Q7. Report the best set of hyperparameters found by the search and the corresponding performance
metrics. Compare the performance of the tuned model with the default model.

In [None]:
# Answer 7...

# Report the best set of hyperparameters found by the search and the corresponding performance metrics:

# Using the above code, the best hyperparameters found by GridSearchCV are:

Best parameters found: {'max_depth': 10, 'min_samples_leaf': 1, 'min_samples_split': 5, 'n_estimators': 100}


In [4]:
# We can evaluate the performance of the tuned model using these hyperparameters:

In [None]:
from sklearn.metrics import classification_report

tuned_rfc = RandomForestClassifier(random_state=42, **best_params)
tuned_rfc.fit(X_train, y_train)

y_pred_tuned = tuned_rfc.predict(X_test)

print("Classification report for tuned model:\n")
print(classification_report(y_test, y_pred_tuned))

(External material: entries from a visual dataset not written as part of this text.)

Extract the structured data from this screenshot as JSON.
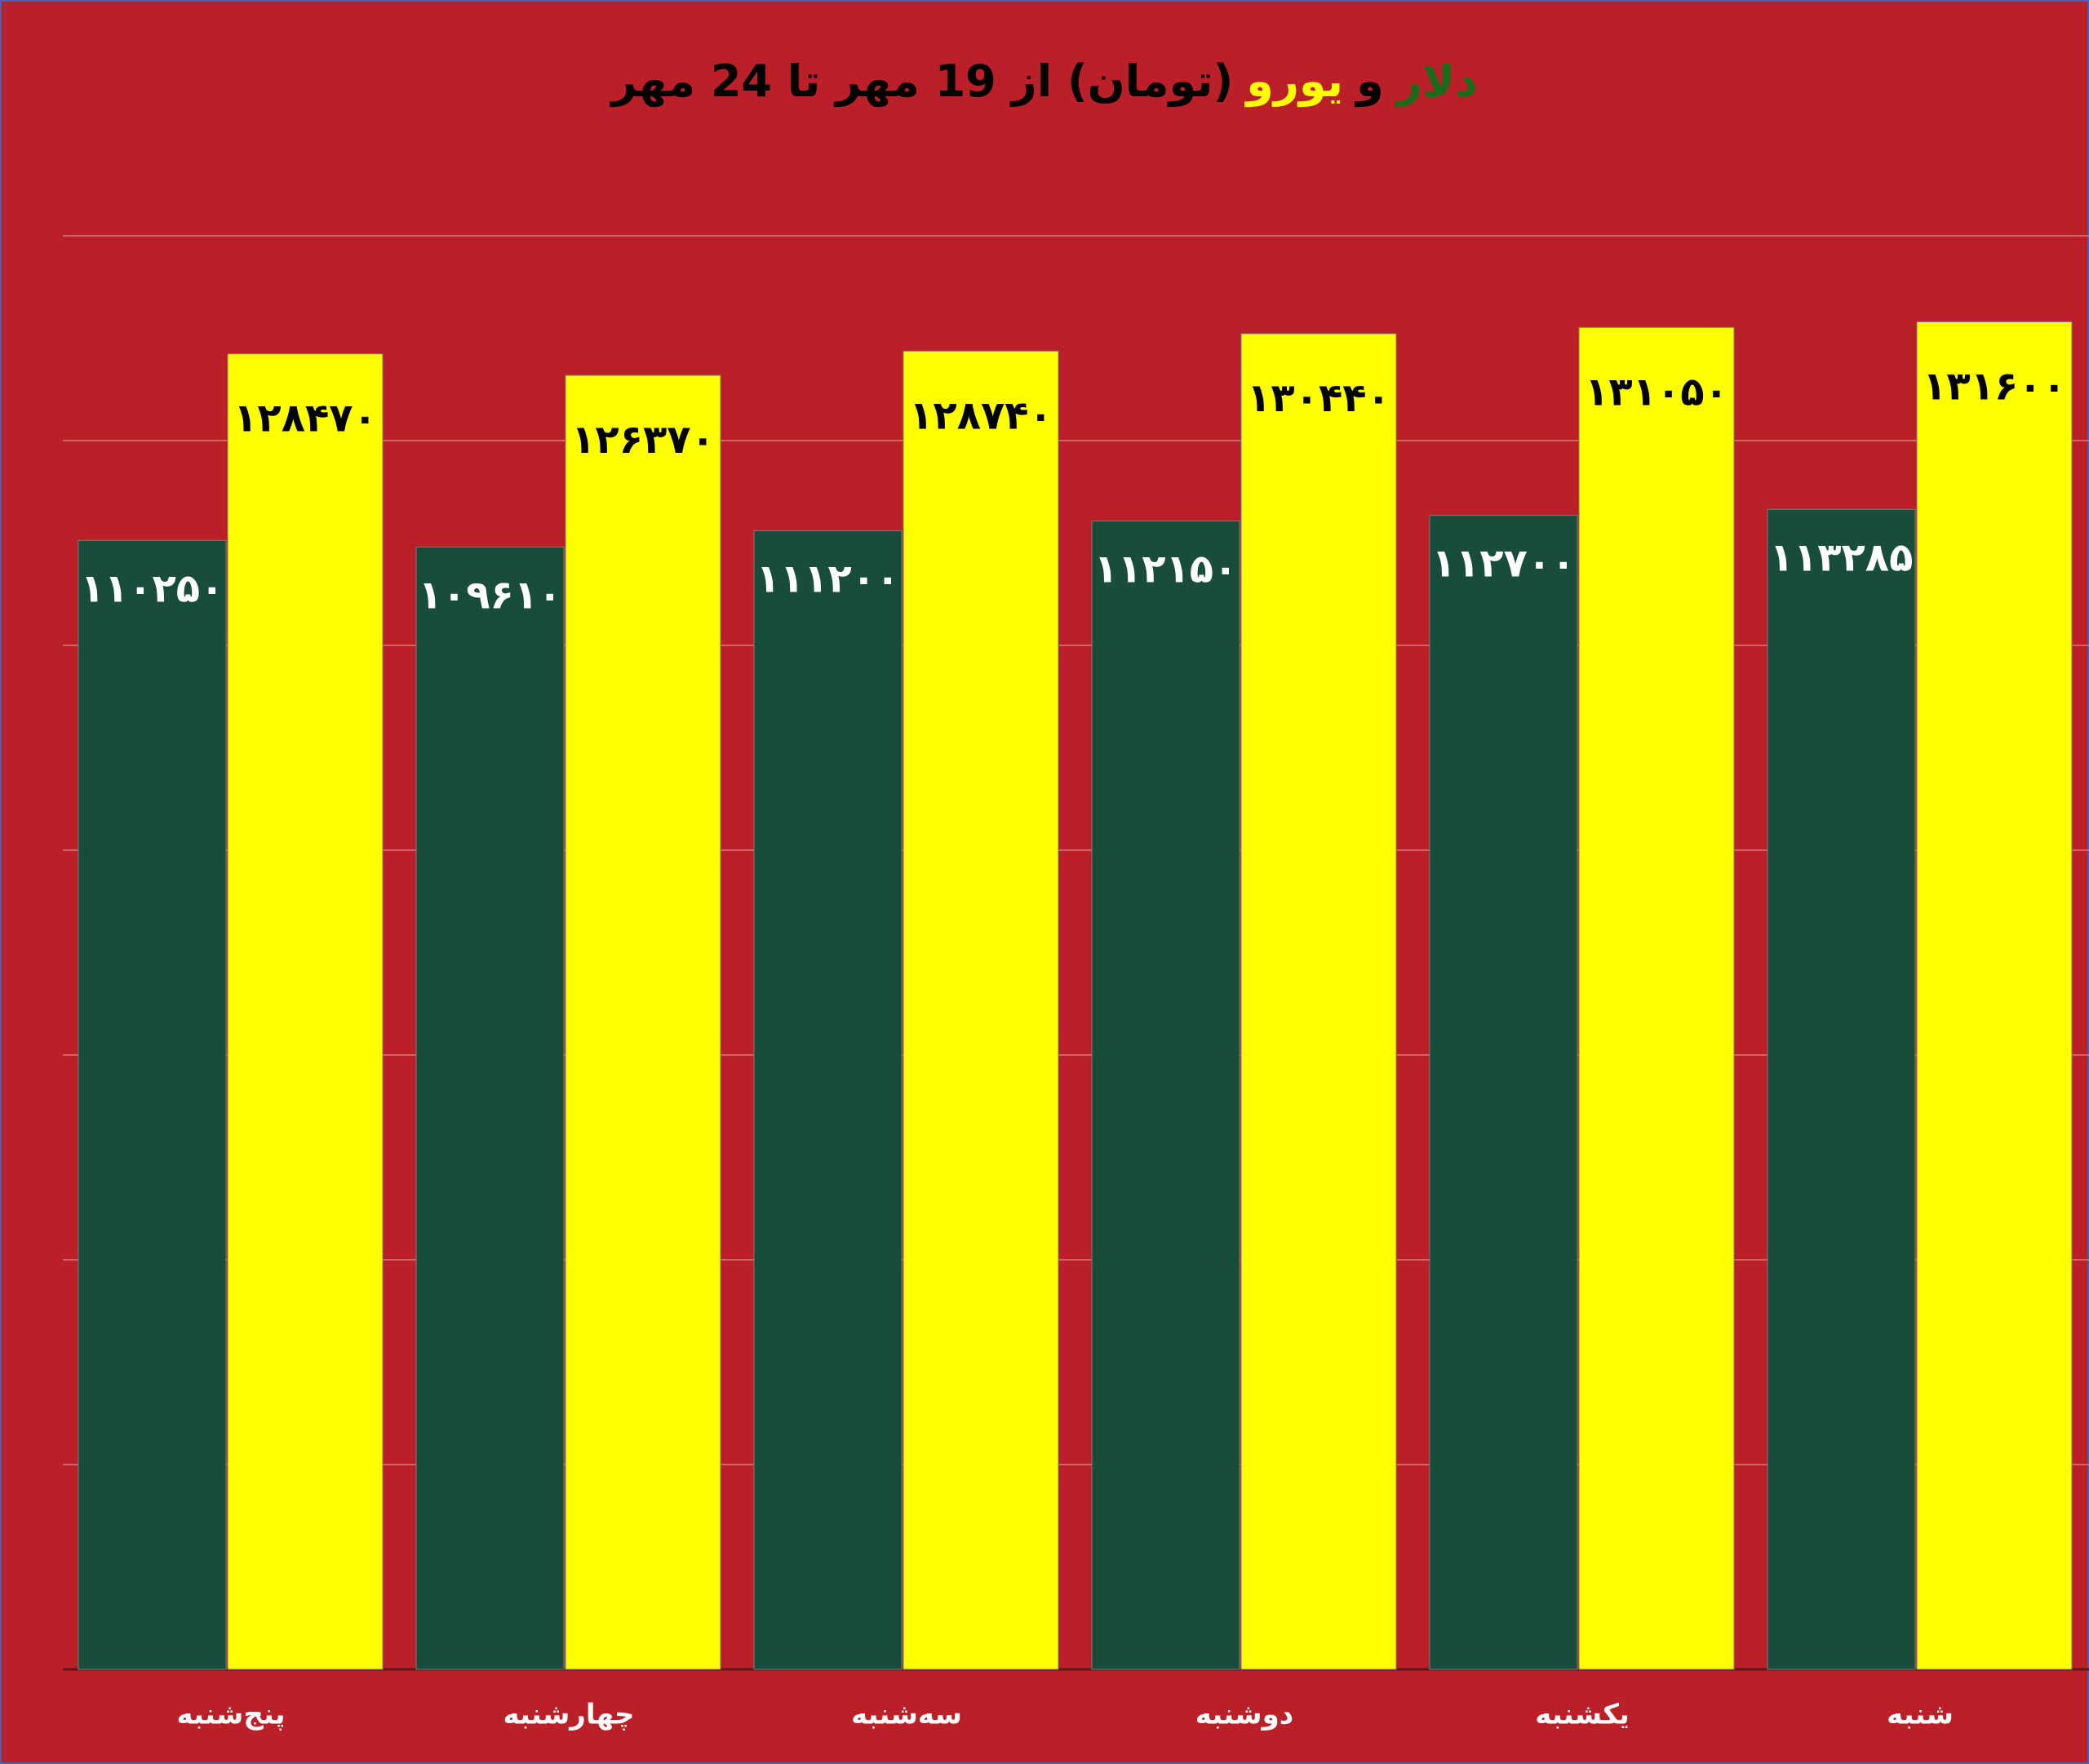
{
  "chart_data": {
    "type": "bar",
    "title_parts": [
      {
        "text": "دلار",
        "color": "#1a6b1a"
      },
      {
        "text": "و",
        "color": "#000000"
      },
      {
        "text": "یورو",
        "color": "#ffff00"
      },
      {
        "text": "(تومان) از 19 مهر تا 24 مهر",
        "color": "#000000"
      }
    ],
    "categories": [
      "پنج‌شنبه",
      "چهارشنبه",
      "سه‌شنبه",
      "دوشنبه",
      "یکشنبه",
      "شنبه"
    ],
    "series": [
      {
        "name": "دلار",
        "color": "#174d3a",
        "label_color": "#ffffff",
        "values": [
          110250,
          109610,
          111200,
          112150,
          112700,
          113285
        ],
        "value_labels": [
          "۱۱۰۲۵۰",
          "۱۰۹۶۱۰",
          "۱۱۱۲۰۰",
          "۱۱۲۱۵۰",
          "۱۱۲۷۰۰",
          "۱۱۳۲۸۵"
        ]
      },
      {
        "name": "یورو",
        "color": "#ffff00",
        "label_color": "#000000",
        "values": [
          128470,
          126370,
          128740,
          130440,
          131050,
          131600
        ],
        "value_labels": [
          "۱۲۸۴۷۰",
          "۱۲۶۳۷۰",
          "۱۲۸۷۴۰",
          "۱۳۰۴۴۰",
          "۱۳۱۰۵۰",
          "۱۳۱۶۰۰"
        ]
      }
    ],
    "ylim": [
      0,
      140000
    ],
    "yticks": [
      0,
      20000,
      40000,
      60000,
      80000,
      100000,
      120000,
      140000
    ],
    "grid": true,
    "background": "#bb2029"
  }
}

Q8. Interpret the model by analysing the decision boundaries of the random forest classifier. Plot the
decision boundaries on a scatter plot of two of the most important features. Discuss the insights and
limitations of the model for predicting heart disease risk.

Answer 8...

Interpret the model by analysing the decision boundaries of the random forest classifier:

To plot the decision boundaries of the random forest classifier, we can select two of the most important features and create a scatter plot. We can then train the random forest classifier on the entire dataset and use it to predict the class probabilities for each point in the scatter plot. We can then visualize the decision boundaries by contouring the predicted class probabilities.



In [None]:
import numpy as np
import matplotlib.pyplot as plt

# Select two most important features
X = df.drop(columns=['target']).values
y = df['target'].values
feature_names = df.drop(columns=['target']).columns
importances = rfc.feature_importances_
indices = np.argsort(importances)[::-1]
top_feature_indices = indices[:2]
top_feature_names = feature_names[top_feature_indices]
X = X[:, top_feature_indices]

# Train random forest classifier on entire dataset
rfc.fit(X, y)

# Create grid of points for scatter plot
x_min, x_max = X[:, 0].min() - 0.1, X[:, 0].max() + 0.1
y_min, y_max = X[:, 1].min() - 0.1, X[:, 1].max() + 0.1
xx, yy = np.meshgrid(np.linspace(x_min, x_max, 100), np.linspace(y_min, y_max, 100))
Z = rfc.predict_proba(np.c_[xx.ravel(), yy.ravel()])[:, 1]
Z = Z.reshape(xx.shape)

# Plot decision boundaries and scatter plot
plt.figure()
plt.contourf(xx, yy, Z, cmap=plt.cm.RdBu_r, alpha=0.8)
plt.scatter(X[:, 0], X[:, 1], c=y, cmap=plt.cm.RdBu_r, edgecolors='k')
plt.xlabel(top_feature_names[0])
plt.ylabel(top_feature_names[1])
plt.title("Decision boundaries of random forest classifier")
plt.show()


The resulting plot will show the decision boundaries of the random forest classifier on the scatter plot of the two most important features.